Alors que le secteur financier traditionnel tâtonne dans sa transition vers le numérique, BlackRock, géant mondial de la gestion d’actifs, opère un virage stratégique que beaucoup n’avaient pas vu venir. Le mastodonte de Wall Street entend jouer un rôle central dans la crypto via la tokenisation des actifs. Il s’agit là d’une mutation majeure que son PDG, Larry Fink, qualifie déjà de « prochaine grande vague » pour la finance mondiale.

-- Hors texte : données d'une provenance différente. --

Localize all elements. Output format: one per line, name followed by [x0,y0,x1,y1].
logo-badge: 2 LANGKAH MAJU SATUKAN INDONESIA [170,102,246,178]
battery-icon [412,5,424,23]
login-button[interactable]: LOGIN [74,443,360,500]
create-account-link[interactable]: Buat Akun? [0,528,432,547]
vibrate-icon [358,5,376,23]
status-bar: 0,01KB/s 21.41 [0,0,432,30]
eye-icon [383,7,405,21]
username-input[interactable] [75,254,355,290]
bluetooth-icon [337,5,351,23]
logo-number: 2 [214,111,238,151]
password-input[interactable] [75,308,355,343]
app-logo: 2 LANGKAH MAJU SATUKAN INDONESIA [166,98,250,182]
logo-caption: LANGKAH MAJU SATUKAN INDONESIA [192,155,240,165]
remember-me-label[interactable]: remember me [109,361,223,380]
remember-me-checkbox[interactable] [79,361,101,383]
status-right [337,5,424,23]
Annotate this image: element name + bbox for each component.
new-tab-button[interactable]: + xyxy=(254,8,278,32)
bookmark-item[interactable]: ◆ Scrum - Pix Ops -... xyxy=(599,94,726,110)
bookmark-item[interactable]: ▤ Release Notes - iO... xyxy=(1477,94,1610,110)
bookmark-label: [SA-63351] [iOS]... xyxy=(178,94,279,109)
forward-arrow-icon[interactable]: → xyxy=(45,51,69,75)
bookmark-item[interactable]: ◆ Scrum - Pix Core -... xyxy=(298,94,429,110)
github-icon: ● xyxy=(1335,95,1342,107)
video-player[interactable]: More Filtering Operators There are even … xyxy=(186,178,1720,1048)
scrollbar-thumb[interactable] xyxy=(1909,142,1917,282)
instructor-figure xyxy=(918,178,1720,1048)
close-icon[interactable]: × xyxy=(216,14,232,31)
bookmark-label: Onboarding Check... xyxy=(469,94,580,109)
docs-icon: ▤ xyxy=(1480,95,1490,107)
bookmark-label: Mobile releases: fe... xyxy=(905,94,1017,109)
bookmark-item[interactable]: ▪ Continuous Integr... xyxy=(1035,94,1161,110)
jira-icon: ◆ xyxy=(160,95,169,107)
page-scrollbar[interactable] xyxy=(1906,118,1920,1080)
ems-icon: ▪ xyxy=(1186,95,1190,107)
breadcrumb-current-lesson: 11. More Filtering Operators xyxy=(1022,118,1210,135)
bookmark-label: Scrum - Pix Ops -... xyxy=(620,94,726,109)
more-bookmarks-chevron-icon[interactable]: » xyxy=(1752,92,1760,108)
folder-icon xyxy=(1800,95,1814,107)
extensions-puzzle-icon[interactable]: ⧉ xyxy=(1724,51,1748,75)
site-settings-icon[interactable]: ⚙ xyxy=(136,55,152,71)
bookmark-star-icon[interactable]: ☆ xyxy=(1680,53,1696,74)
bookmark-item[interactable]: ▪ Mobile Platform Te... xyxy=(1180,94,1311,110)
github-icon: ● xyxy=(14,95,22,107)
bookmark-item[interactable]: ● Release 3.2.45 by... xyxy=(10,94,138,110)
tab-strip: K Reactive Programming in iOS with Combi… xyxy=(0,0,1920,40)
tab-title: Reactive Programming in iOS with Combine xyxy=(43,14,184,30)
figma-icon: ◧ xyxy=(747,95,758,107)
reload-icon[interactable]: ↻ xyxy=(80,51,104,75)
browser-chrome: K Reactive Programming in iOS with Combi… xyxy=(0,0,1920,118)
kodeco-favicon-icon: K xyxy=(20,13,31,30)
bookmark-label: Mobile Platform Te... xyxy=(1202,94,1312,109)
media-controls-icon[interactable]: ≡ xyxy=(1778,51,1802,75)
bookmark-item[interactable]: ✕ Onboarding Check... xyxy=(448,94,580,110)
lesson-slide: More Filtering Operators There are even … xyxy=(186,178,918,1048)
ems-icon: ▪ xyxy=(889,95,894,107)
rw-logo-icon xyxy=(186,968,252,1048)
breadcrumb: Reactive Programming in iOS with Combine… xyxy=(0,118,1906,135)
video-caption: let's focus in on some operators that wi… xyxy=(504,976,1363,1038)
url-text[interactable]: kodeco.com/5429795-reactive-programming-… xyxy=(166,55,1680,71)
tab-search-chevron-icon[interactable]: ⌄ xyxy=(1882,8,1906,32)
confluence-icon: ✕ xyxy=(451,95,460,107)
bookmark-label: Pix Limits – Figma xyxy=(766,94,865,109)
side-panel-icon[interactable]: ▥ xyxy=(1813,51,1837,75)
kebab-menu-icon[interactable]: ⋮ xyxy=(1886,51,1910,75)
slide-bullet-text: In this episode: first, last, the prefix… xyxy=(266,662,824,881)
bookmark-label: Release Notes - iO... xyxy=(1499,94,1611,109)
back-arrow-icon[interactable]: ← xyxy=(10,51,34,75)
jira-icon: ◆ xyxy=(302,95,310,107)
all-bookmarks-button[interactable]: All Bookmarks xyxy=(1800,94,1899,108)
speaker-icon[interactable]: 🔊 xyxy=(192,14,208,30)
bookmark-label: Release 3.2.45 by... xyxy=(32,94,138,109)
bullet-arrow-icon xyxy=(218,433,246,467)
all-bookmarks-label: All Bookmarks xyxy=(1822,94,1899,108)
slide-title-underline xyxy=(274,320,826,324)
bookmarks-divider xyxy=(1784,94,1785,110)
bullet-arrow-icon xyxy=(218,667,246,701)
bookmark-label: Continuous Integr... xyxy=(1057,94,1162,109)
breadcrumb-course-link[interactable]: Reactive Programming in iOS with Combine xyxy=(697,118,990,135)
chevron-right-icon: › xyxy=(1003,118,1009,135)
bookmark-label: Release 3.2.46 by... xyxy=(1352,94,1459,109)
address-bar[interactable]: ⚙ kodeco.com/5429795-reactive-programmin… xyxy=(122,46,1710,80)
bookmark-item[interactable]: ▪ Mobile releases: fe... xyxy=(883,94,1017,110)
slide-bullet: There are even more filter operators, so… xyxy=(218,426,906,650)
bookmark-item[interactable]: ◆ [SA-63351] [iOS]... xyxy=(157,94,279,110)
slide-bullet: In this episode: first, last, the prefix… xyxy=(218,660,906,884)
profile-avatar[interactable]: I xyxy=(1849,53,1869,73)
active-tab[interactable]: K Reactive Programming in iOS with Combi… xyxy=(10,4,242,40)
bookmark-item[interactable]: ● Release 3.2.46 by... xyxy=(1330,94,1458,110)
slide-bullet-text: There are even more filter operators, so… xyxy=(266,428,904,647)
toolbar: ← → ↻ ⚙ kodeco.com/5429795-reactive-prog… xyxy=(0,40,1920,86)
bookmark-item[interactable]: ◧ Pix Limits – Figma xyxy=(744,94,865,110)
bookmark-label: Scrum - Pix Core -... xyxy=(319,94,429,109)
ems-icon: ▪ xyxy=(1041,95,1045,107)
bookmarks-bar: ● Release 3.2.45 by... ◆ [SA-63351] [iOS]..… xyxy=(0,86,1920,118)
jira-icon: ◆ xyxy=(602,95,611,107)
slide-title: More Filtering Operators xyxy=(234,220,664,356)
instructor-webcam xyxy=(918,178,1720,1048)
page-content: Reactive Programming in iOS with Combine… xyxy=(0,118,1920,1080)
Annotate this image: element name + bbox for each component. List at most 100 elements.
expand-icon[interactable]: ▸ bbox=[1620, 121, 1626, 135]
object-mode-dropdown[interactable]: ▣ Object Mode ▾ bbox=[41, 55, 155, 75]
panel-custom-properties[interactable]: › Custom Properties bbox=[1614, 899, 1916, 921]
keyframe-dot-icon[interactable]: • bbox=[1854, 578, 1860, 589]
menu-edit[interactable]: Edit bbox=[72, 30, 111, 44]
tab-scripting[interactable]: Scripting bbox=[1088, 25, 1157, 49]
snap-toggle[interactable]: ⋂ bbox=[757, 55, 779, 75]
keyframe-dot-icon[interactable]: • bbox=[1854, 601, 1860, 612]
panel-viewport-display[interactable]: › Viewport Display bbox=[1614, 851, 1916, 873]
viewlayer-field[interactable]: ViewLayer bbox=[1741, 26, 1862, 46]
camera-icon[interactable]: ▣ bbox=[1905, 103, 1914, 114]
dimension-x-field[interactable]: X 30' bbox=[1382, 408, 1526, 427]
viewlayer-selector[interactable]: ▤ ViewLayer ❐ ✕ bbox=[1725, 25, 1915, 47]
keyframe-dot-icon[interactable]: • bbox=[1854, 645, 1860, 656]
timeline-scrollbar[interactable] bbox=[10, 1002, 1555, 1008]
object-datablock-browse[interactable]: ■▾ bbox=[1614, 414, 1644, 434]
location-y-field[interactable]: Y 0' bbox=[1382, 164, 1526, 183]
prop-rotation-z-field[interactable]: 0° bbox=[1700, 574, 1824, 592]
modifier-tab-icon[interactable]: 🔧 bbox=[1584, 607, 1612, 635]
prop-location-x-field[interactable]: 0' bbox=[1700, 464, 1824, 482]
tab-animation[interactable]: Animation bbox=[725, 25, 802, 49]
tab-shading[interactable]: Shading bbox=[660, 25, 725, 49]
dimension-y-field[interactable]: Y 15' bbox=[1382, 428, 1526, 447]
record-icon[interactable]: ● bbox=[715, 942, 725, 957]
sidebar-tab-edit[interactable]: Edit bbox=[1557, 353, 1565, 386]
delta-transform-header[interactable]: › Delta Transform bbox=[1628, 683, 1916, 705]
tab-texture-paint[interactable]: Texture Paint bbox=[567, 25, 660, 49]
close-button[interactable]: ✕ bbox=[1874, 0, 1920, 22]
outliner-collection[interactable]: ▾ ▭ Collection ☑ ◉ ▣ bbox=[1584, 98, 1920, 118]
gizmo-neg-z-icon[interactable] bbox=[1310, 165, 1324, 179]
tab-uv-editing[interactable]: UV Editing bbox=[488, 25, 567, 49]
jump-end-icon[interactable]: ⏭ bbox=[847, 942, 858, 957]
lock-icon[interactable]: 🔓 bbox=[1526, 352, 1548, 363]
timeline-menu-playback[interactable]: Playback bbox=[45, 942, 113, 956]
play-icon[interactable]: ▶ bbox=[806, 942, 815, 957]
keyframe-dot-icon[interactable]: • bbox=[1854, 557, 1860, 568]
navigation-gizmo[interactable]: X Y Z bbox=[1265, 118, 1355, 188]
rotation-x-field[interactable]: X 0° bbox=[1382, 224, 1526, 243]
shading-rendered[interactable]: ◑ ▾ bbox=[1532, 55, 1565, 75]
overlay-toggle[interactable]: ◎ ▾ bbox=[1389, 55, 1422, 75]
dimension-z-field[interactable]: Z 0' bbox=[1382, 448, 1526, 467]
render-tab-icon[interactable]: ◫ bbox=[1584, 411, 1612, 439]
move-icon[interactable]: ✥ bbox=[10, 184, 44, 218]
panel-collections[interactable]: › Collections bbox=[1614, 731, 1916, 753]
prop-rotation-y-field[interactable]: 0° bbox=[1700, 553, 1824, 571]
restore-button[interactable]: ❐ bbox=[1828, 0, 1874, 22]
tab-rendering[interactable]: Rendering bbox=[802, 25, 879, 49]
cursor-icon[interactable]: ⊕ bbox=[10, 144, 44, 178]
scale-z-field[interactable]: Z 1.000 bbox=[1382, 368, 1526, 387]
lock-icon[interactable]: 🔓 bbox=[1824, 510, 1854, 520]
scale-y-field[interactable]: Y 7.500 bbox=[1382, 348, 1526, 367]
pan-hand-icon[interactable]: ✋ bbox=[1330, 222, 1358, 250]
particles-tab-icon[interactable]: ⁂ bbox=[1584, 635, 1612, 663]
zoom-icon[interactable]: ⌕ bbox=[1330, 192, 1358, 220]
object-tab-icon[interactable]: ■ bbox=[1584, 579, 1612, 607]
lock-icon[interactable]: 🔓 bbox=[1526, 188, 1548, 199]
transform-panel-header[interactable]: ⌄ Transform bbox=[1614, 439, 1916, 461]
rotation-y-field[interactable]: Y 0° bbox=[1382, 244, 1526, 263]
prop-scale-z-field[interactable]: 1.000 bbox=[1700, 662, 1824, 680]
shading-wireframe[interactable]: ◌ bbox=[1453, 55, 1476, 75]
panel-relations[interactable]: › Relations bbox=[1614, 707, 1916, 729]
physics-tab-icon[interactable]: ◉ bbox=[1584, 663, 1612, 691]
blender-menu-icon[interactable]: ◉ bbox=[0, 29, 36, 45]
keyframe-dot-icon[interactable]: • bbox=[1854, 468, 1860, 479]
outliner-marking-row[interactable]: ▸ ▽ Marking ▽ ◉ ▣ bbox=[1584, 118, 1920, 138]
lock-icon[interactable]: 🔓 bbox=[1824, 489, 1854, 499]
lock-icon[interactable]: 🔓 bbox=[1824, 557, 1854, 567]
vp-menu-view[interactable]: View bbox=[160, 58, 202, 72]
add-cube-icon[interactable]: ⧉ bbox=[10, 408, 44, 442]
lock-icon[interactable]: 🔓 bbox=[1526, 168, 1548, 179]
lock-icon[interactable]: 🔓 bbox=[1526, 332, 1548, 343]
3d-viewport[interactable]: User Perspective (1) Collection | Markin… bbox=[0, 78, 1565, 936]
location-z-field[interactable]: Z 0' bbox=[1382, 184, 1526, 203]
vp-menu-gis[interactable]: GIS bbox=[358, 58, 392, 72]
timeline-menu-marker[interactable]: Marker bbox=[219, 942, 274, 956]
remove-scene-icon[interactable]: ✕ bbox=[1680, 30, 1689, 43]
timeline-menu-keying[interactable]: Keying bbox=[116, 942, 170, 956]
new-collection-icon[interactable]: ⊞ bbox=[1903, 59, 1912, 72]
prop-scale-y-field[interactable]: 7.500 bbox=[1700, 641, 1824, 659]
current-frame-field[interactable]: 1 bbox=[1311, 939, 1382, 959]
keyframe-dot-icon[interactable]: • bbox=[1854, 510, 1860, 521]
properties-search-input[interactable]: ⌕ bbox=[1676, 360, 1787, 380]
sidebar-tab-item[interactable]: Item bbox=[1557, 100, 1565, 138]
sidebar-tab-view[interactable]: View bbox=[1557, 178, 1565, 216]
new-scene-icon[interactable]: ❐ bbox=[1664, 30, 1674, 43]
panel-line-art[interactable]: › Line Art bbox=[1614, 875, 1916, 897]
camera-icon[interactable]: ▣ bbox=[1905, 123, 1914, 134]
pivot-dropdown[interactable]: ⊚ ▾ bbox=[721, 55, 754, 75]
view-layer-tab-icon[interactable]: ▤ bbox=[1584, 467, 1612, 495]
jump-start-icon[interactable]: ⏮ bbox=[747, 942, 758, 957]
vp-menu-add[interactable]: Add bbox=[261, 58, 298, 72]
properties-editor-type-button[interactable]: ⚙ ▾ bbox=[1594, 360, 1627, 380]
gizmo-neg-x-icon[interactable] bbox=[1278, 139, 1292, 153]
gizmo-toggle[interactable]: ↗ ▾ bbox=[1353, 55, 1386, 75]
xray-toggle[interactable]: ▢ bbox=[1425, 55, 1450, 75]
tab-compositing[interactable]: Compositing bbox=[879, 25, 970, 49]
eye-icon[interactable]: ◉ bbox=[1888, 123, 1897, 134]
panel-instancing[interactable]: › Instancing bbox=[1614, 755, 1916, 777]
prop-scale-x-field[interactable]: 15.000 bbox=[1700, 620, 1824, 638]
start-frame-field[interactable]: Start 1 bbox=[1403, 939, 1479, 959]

BlackRock veut digitaliser les ETF et capter les investisseurs crypto

Interrogé par CNBC lors de l’émission Squawk on the Street, le PDG de BlackRock a exposé sa vision : « Si nous pouvons tokeniser un ETF, le numériser, alors nous pouvons faire entrer dans les marchés traditionnels des investisseurs qui ont commencé par la crypto ». Le PDG n’a laissé aucun doute : la stratégie de la firme consiste désormais à répliquer les actifs traditionnels sous forme digitale, afin d’attirer les utilisateurs crypto vers des produits d’investissement de long terme.

BlackRock, qui gère 13 500 milliards de dollars d’actifs — dont 104 milliards en crypto, soit environ 1 % de son portefeuille —, a déjà concrétisé cette stratégie. Le fonds BUIDL (BlackRock USD Institutional Digital Liquidity Fund), lancé en mars 2024, est aujourd’hui le plus gros fonds de marché monétaire tokenisé, avec 2,8 milliards de dollars d’encours. Une incursion qui ne s’arrête pas là : Fink a affirmé que « plusieurs équipes au sein de BlackRock travaillent déjà sur des projets de tokenisation à plus grande échelle ».

Tokenisation : Un marché balbutiant, mais au potentiel colossal

Si l’enthousiasme de BlackRock est manifeste, Larry Fink reconnaît que la tokenisation reste embryonnaire. « Je pense que nous ne sommes qu’au début de la tokenisation de tous les actifs, qu’il s’agisse de l’immobilier, des actions ou des obligations », a-t-il déclaré, évoquant un potentiel transsectoriel. Ce segment de la crypto est estimé à 2 000 milliards de dollars en 2025 selon Mordor Intelligence, mais pourrait atteindre plus de 13 000 milliards d’ici 2030. Cette évolution est aussi symbolique d’un revirement personnel.

En 2017, Fink qualifiait la crypto de « vecteur de blanchiment d’argent » et affirmait l’année suivante que ses clients n’avaient aucun intérêt pour le secteur. En 2024, il déclare sur CBS que « la crypto a un rôle à jouer dans un portefeuille diversifié, au même titre que l’or ». Il nuance cependant : « Ce n’est pas un mauvais actif, mais je ne pense pas qu’il doive représenter une part importante du portefeuille ». Cette volte-face illustre bien la transformation de la perception institutionnelle vis-à-vis des actifs crypto.

La stratégie de BlackRock pourrait faire boule de neige dans l’industrie crypto, en particulier si la SEC accède à la demande de Fink d’« approuver rapidement » la tokenisation d’obligations et d’actions. Si cela se concrétise, les barrières réglementaires tomberaient, ouvrant potentiellement la voie à une adoption institutionnelle de masse. Dans ce contexte, la transition de la finance vers un modèle tokenisé ne semble plus être une simple hypothèse… mais un chantier désormais engagé.